Women who run a high risk of breast cancer can greatly benefit if they are screened for the disease at an early age, a new research has revealed.

The findings, published in current issue of the journal Familial Cancer, suggested that women aged between 35 and 39, who ran a family history of breast cancer and had their cancer detected at an earlier and more easily treatable stage, reported a higher chances of survival.

The study was funded by the charity Breast Cancer Campaign.

The study
For the purpose of the study, researchers at the University of Manchester examined data of 1,500 women who were believed to run a higher risk of breast cancer than the general population.

The researchers identified 47 cases of women with breast cancer and compared the results with counterparts with breast cancer but who had not been screened for the tumors.

Findings revealed that the cancers detected in screened women were significantly smaller and treatable than ones detected by symptoms and not by mammographic screening.

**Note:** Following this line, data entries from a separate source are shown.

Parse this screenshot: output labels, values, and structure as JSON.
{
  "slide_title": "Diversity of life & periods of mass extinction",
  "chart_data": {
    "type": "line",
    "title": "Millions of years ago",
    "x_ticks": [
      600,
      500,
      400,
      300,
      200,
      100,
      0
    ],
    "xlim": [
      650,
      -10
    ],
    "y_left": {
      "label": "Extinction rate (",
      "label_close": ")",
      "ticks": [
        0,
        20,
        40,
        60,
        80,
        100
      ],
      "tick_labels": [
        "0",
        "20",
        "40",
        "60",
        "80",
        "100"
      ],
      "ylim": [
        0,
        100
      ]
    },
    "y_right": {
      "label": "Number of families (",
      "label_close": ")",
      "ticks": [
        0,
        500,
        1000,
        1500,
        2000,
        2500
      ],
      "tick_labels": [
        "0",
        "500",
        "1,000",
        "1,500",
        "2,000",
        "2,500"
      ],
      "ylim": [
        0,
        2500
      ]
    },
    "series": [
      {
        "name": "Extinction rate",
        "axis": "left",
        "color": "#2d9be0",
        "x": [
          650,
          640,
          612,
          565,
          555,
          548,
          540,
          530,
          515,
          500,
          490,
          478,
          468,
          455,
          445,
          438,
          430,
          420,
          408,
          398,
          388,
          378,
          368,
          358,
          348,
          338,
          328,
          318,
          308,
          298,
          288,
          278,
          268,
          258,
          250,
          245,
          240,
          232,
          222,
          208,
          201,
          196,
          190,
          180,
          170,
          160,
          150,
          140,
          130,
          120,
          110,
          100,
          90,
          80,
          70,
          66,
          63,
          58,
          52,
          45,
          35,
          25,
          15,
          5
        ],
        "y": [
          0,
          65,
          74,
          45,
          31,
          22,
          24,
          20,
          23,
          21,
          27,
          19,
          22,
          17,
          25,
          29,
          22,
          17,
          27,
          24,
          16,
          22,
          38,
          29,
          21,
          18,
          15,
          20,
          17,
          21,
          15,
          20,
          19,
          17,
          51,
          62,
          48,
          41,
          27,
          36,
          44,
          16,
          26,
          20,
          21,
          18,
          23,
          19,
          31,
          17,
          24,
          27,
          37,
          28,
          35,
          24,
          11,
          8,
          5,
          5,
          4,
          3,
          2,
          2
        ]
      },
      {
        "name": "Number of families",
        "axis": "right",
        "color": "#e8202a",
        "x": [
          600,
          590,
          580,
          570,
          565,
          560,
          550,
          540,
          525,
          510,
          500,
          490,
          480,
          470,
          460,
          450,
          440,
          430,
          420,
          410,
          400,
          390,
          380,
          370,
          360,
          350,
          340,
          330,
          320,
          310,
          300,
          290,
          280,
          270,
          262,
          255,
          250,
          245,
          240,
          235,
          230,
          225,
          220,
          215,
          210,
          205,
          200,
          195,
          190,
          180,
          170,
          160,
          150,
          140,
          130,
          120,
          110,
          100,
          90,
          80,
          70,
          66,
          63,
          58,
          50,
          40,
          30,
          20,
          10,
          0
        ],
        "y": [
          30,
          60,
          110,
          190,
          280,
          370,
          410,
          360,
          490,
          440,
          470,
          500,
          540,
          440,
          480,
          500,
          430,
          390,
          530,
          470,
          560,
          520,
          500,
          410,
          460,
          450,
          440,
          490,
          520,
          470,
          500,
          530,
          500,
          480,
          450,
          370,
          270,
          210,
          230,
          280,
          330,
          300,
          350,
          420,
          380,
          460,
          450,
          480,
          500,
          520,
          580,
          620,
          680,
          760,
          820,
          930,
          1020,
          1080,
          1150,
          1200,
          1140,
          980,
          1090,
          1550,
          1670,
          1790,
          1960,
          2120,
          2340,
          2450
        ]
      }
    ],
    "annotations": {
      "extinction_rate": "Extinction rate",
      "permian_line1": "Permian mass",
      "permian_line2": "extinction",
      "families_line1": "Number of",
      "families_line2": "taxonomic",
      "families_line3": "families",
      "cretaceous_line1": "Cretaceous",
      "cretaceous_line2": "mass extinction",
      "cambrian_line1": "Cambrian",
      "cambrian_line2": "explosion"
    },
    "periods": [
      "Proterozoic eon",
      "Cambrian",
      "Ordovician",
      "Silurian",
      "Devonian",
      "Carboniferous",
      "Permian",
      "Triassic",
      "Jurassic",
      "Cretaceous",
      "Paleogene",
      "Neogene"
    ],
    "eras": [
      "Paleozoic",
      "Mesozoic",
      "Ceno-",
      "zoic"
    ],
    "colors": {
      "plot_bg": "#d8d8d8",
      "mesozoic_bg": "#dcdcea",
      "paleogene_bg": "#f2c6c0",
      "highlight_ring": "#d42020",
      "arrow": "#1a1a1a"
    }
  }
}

“These results are an exciting first step into stratifying screening to a more targeted group of women at increased risk of breast cancer and show definite benefit, by finding cancers at an early stage where treatment can have most impact,” Professor Gareth Evans, a cancer genetics expert at the University of Manchester, who led the study, said.

As per the current recommendations, routine mammography is not offered until age 50 years as the breast tissue is often dense, leading to ineffective results. However, women who run a family history of the disease or carry specific gene mutations which are known to increase the risk are screened in their 40s.

The findings, if confirmed in the next phase of the project, will prompt changes to the existing recommendations, making mammograms available to younger women at moderate risk.

“This study shines a welcome spotlight on the needs of women who are at an increased risk of breast cancer and living with the uncertainty of their risk but currently without any extra surveillance support,” Baroness Delyth Morgan, Chief Executive of Breast Cancer Campaign said.

“Professor Evans’ findings are extremely timely in indicating just how vital breast cancer screening is and how it can be used in a more targeted manner for a large group of women with limited options at their disposal to help prevent and detect the disease. We need every tool we can get to fight this disease.”